Tras lograr un respiro en el asedio al que estaba siendo sometido, el inspector Serranillos aprovechó para sentarse frente al ojo de buey y echar un rápido vistazo a su entorno. La profunda tristeza en la que estaba sumida la mayor parte de los asistentes era notable. Luego volvió la vista hacia el cristal y arqueó una ceja. No podía creer que aquel cabronazo hubiese dejado tantos corazones rotos. Su padre podía ser cualquier cosa, y a él no se le ocurría decir ninguna buena, pero lo conocía lo suficiente como para saber que la única huella que era capaz de dejar en los demás se debía a las generosas propinas con las que solía premiar a los camareros de los restaurantes que visitaba. No recordaba un nivel de generosidad en su padre que superara ese. En cualquier caso, hacía ya muchos años que no sabía nada de él. Alrededor de diez, si la memoria no le fallaba. Durante todo ese tiempo podría haber cambiado lo suficiente como para que en el día de su adiós se hubiesen congregado alrededor de su lecho de muerte tal cantidad de personas. Era una posibilidad remota. Si bien el inspector, volviendo a repasar aquellos rostros apesadumbrados, seguía sin reconocer a nadie. Allí no había ni un pariente cercano, lejano o mediano. Por si eso fuera poco, sus dos únicos tíos habían muerto hace tiempo y dudaba de que alguien proveniente de esa parte de la familia pudiera estar presente, salvo para asegurarse de que, en efecto, había acompañado a sus dos hermanos en su viaje al más allá. Tenían cuentas pendientes y nunca mejor dicho, pues su padre se había llevado la mejor parte de la herencia familiar tras el fallecimiento de sus abuelos y siempre circuló la sospecha de que hubo algún tipo de manipulación en los papeles notariales.

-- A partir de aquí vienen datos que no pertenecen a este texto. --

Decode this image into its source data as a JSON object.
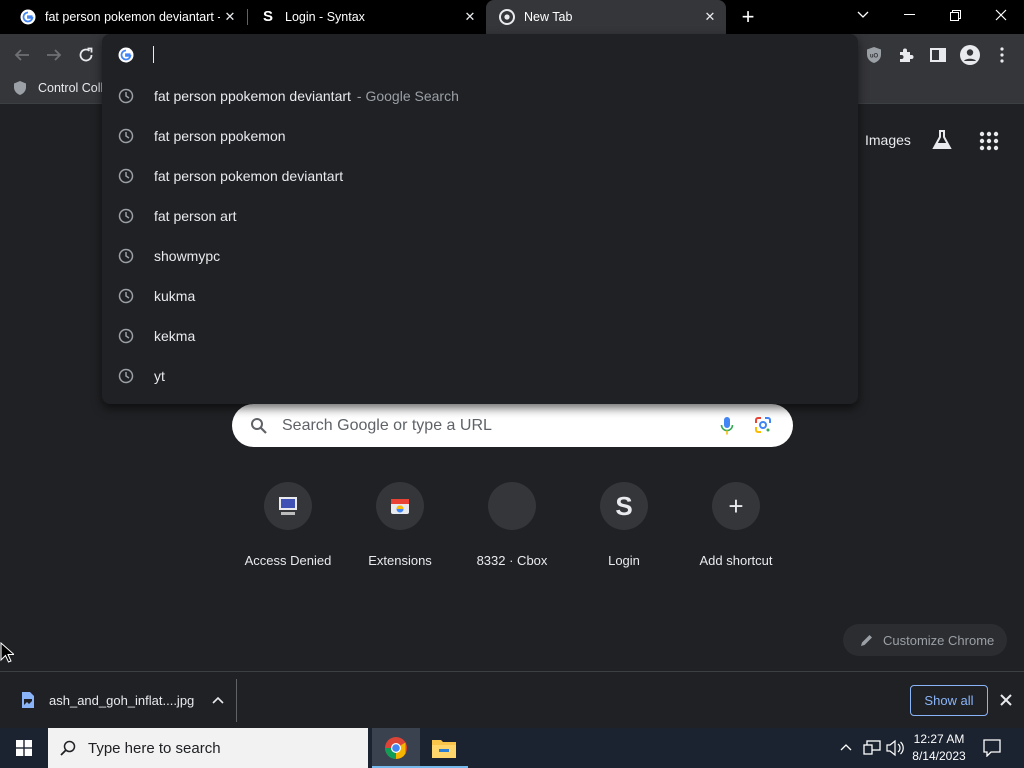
{
  "tabs": [
    {
      "title": "fat person pokemon deviantart -",
      "icon": "google-g-icon"
    },
    {
      "title": "Login - Syntax",
      "icon": "syntax-s-icon"
    },
    {
      "title": "New Tab",
      "icon": "chrome-icon"
    }
  ],
  "bookmarks": {
    "first": "Control Coll"
  },
  "omnibox": {
    "suggestions": [
      {
        "text": "fat person ppokemon deviantart",
        "suffix": "- Google Search"
      },
      {
        "text": "fat person ppokemon",
        "suffix": ""
      },
      {
        "text": "fat person pokemon deviantart",
        "suffix": ""
      },
      {
        "text": "fat person art",
        "suffix": ""
      },
      {
        "text": "showmypc",
        "suffix": ""
      },
      {
        "text": "kukma",
        "suffix": ""
      },
      {
        "text": "kekma",
        "suffix": ""
      },
      {
        "text": "yt",
        "suffix": ""
      }
    ]
  },
  "ntp": {
    "images_link": "Images",
    "search_placeholder": "Search Google or type a URL",
    "shortcuts": [
      {
        "label": "Access Denied",
        "icon": "computer-icon",
        "glyph": ""
      },
      {
        "label": "Extensions",
        "icon": "extensions-store-icon",
        "glyph": ""
      },
      {
        "label": "8332 · Cbox",
        "icon": "blank-site-icon",
        "glyph": ""
      },
      {
        "label": "Login",
        "icon": "syntax-s-icon",
        "glyph": "S"
      },
      {
        "label": "Add shortcut",
        "icon": "plus-icon",
        "glyph": "+"
      }
    ],
    "customize": "Customize Chrome"
  },
  "downloads": {
    "file": "ash_and_goh_inflat....jpg",
    "show_all": "Show all"
  },
  "taskbar": {
    "search_placeholder": "Type here to search",
    "time": "12:27 AM",
    "date": "8/14/2023"
  },
  "colors": {
    "accent": "#8ab4f8",
    "taskbar": "#1b2330",
    "toolbar": "#35363a"
  }
}
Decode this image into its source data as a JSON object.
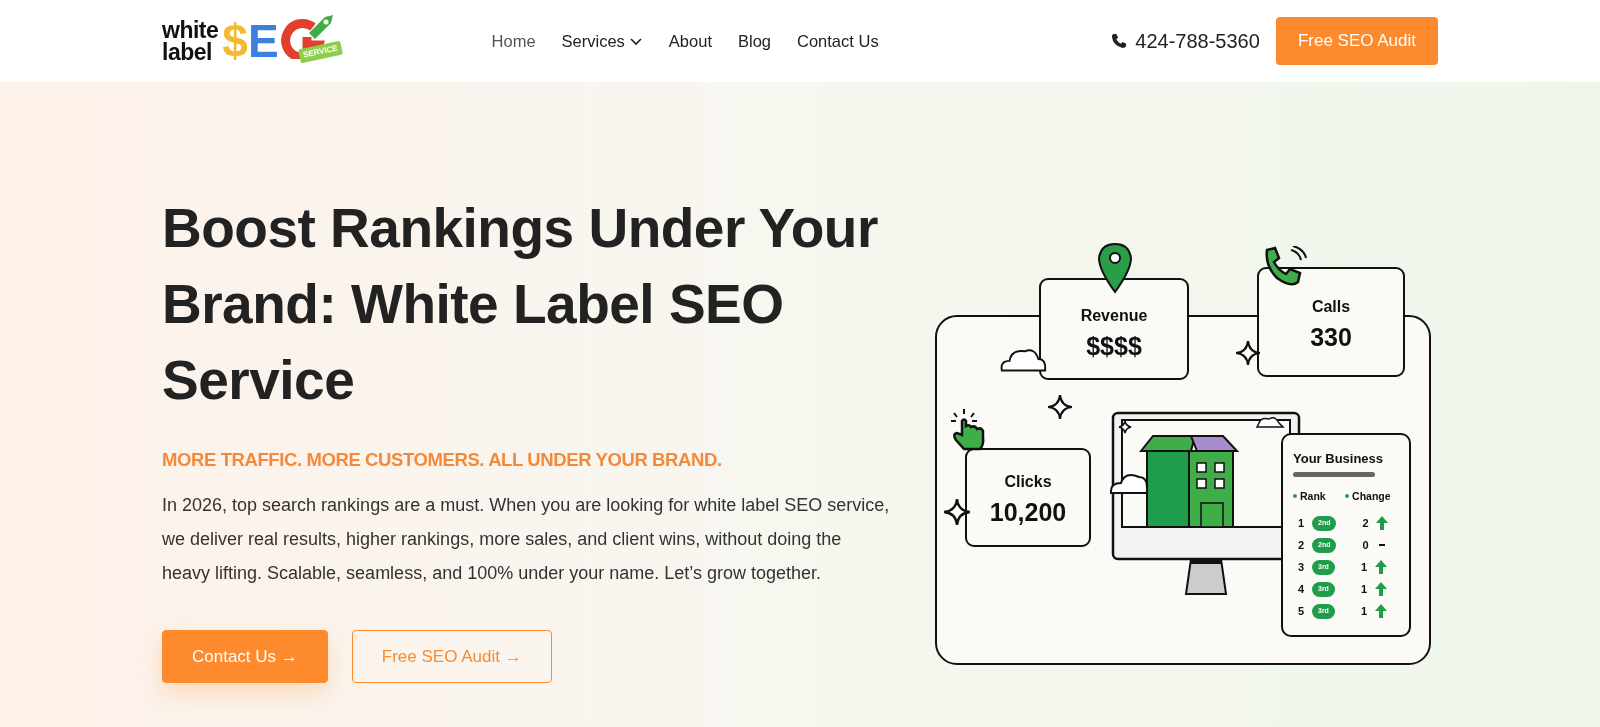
{
  "navbar": {
    "logo": {
      "words": [
        "white",
        "label"
      ],
      "letters": [
        "$",
        "E"
      ],
      "tag": "SERVICE"
    },
    "links": [
      {
        "label": "Home",
        "selected": true,
        "dropdown": false
      },
      {
        "label": "Services",
        "selected": false,
        "dropdown": true
      },
      {
        "label": "About",
        "selected": false,
        "dropdown": false
      },
      {
        "label": "Blog",
        "selected": false,
        "dropdown": false
      },
      {
        "label": "Contact Us",
        "selected": false,
        "dropdown": false
      }
    ],
    "phone": "424-788-5360",
    "cta": "Free SEO Audit"
  },
  "hero": {
    "heading": "Boost Rankings Under Your Brand: White Label SEO Service",
    "tagline": "MORE TRAFFIC. MORE CUSTOMERS. ALL UNDER YOUR BRAND.",
    "paragraph": "In 2026, top search rankings are a must. When you are looking for white label SEO service, we deliver real results, higher rankings, more sales, and client wins, without doing the heavy lifting. Scalable, seamless, and 100% under your name. Let’s grow together.",
    "buttons": [
      {
        "label": "Contact Us →",
        "kind": "primary"
      },
      {
        "label": "Free SEO Audit →",
        "kind": "outline"
      }
    ]
  },
  "illustration": {
    "revenue": {
      "label": "Revenue",
      "value": "$$$$"
    },
    "calls": {
      "label": "Calls",
      "value": "330"
    },
    "clicks": {
      "label": "Clicks",
      "value": "10,200"
    },
    "business": {
      "title": "Your Business",
      "columns": [
        "Rank",
        "Change"
      ],
      "rows": [
        {
          "rank": "1",
          "badge": "2nd",
          "change": "2",
          "rising": true
        },
        {
          "rank": "2",
          "badge": "2nd",
          "change": "0",
          "rising": false
        },
        {
          "rank": "3",
          "badge": "3rd",
          "change": "1",
          "rising": true
        },
        {
          "rank": "4",
          "badge": "3rd",
          "change": "1",
          "rising": true
        },
        {
          "rank": "5",
          "badge": "3rd",
          "change": "1",
          "rising": true
        }
      ]
    }
  }
}
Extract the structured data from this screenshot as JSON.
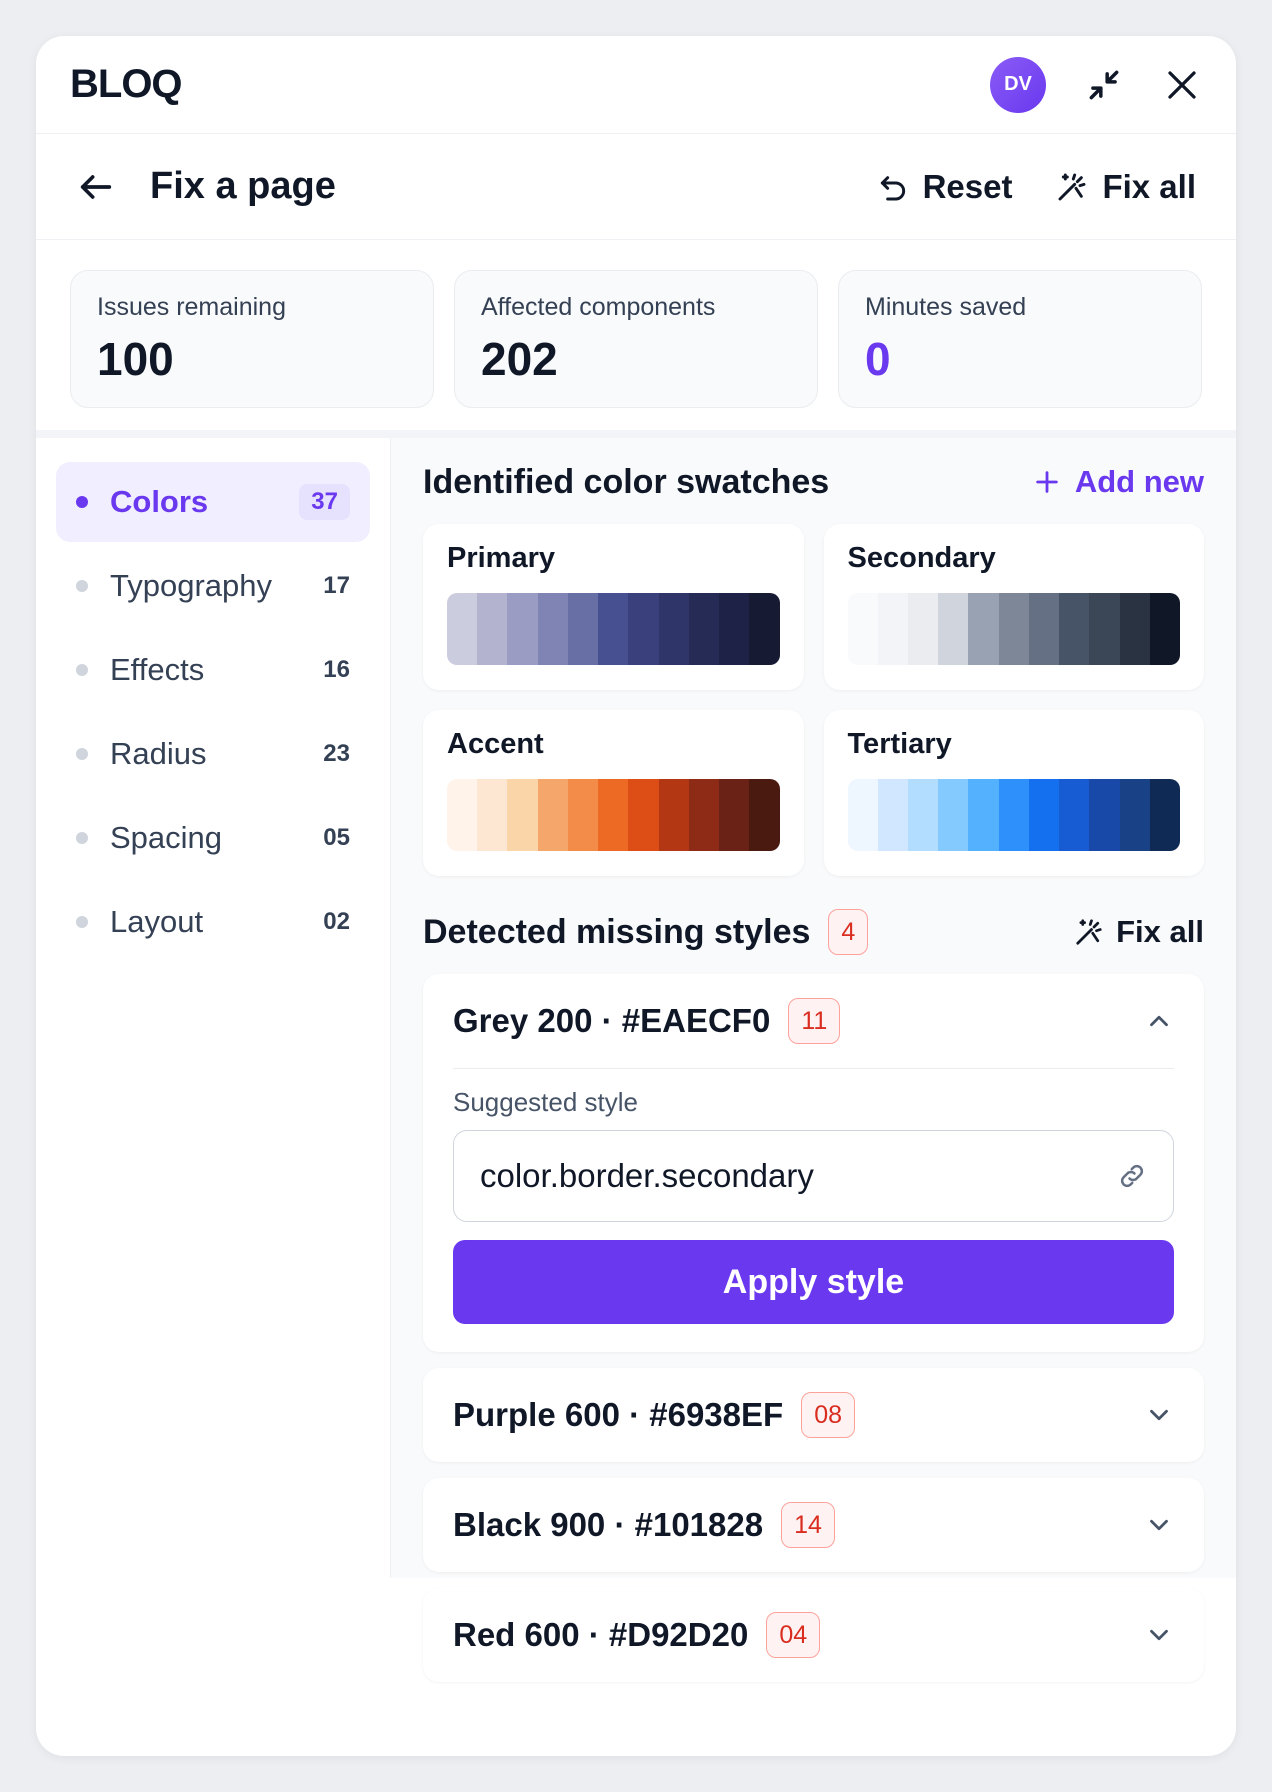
{
  "app": {
    "logo": "BLOQ",
    "avatar_initials": "DV"
  },
  "header": {
    "title": "Fix a page",
    "reset_label": "Reset",
    "fix_all_label": "Fix all"
  },
  "stats": [
    {
      "label": "Issues remaining",
      "value": "100"
    },
    {
      "label": "Affected components",
      "value": "202"
    },
    {
      "label": "Minutes saved",
      "value": "0"
    }
  ],
  "sidebar": {
    "items": [
      {
        "label": "Colors",
        "count": "37"
      },
      {
        "label": "Typography",
        "count": "17"
      },
      {
        "label": "Effects",
        "count": "16"
      },
      {
        "label": "Radius",
        "count": "23"
      },
      {
        "label": "Spacing",
        "count": "05"
      },
      {
        "label": "Layout",
        "count": "02"
      }
    ]
  },
  "swatches": {
    "title": "Identified color swatches",
    "add_new_label": "Add new",
    "items": [
      {
        "name": "Primary",
        "colors": [
          "#ccccdf",
          "#b3b3d0",
          "#9a9cc3",
          "#8084b5",
          "#676fa5",
          "#475090",
          "#3a407c",
          "#2f3568",
          "#262b56",
          "#1e2246",
          "#161a33"
        ]
      },
      {
        "name": "Secondary",
        "colors": [
          "#f9fafb",
          "#f2f4f7",
          "#eaecf0",
          "#d0d5dd",
          "#98a2b3",
          "#7e8797",
          "#667085",
          "#475467",
          "#3b4657",
          "#2a3342",
          "#101828"
        ]
      },
      {
        "name": "Accent",
        "colors": [
          "#fff3ea",
          "#fde7d2",
          "#f9d5a8",
          "#f4a66b",
          "#f28c48",
          "#ec6a23",
          "#dd4e16",
          "#b43714",
          "#8e2b17",
          "#6b2216",
          "#4a1910"
        ]
      },
      {
        "name": "Tertiary",
        "colors": [
          "#eef6ff",
          "#d1e7ff",
          "#b2ddff",
          "#84caff",
          "#53b1fd",
          "#2e90fa",
          "#1570ef",
          "#175cd3",
          "#1849a9",
          "#194185",
          "#102a56"
        ]
      }
    ]
  },
  "missing": {
    "title": "Detected missing styles",
    "count": "4",
    "fix_all_label": "Fix all",
    "items": [
      {
        "name": "Grey 200 · #EAECF0",
        "count": "11",
        "expanded": true,
        "suggested_label": "Suggested style",
        "suggested_value": "color.border.secondary",
        "apply_label": "Apply style"
      },
      {
        "name": "Purple 600 · #6938EF",
        "count": "08"
      },
      {
        "name": "Black 900 · #101828",
        "count": "14"
      },
      {
        "name": "Red 600 · #D92D20",
        "count": "04"
      }
    ]
  },
  "colors": {
    "accent": "#6938ef",
    "danger": "#d92d20"
  },
  "icons": [
    "minimize-icon",
    "close-icon",
    "back-arrow-icon",
    "reset-icon",
    "magic-wand-icon",
    "plus-icon",
    "chevron-up-icon",
    "chevron-down-icon",
    "link-icon"
  ]
}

Por otra parte, ¿qué cojones hacía allí una tuna? El inspector Serranillos acababa de ver a unos cuantos hombres vestidos de tal guisa unos metros más allá. ¿Acaso su padre, al borde de la locura, había dedicado el último tramo de su vida a ser tunero o como coño se llamasen? Aquello sí que le dejó desconcertado. Primero porque su padre nunca fue capaz de manejar otro instrumento que no fuera la pandereta y segundo porque, al menos hasta donde llegaba su conocimiento, mantuvo siempre una particular obsesión por no aparecer en público más de lo estrictamente necesario. La tuna no encajaba en absoluto con la forma de ser de su padre. De hecho, no encajaba con nadie, ni siquiera con su único hijo. Aunque, viendo tal cantidad de gente, el inspector llegó a pensar que el viejo cabrón había estado llevando una doble vida a espaldas de su difunta esposa. Esa podía ser una teoría. Sin embargo, la descartó de inmediato. Su padre no tenía tantas luces. Y no es que engañar o llevar una segunda vida en paralelo fuese solo cosa de personas inteligentes, pero es que su padre tampoco era habilidoso y para mentir había que tener al menos cierta picardía. Él lo sabía mejor que nadie. Llevaba ejerciendo de inspector policial desde hacía más de una década. Lo suficiente como para saber algo del oficio y para detectar los perfiles psicológicos que eran más propensos a caer en ese tipo de comportamientos duales. No, su padre había sido siempre un tipo de lo más ordinario. Y ahora que lo observaba allí, amortajado, no parecía ni siquiera eso. Estaba blanco como la cera, como uno de tantos cadáveres a los que se había acostumbrado a ver en su día a día.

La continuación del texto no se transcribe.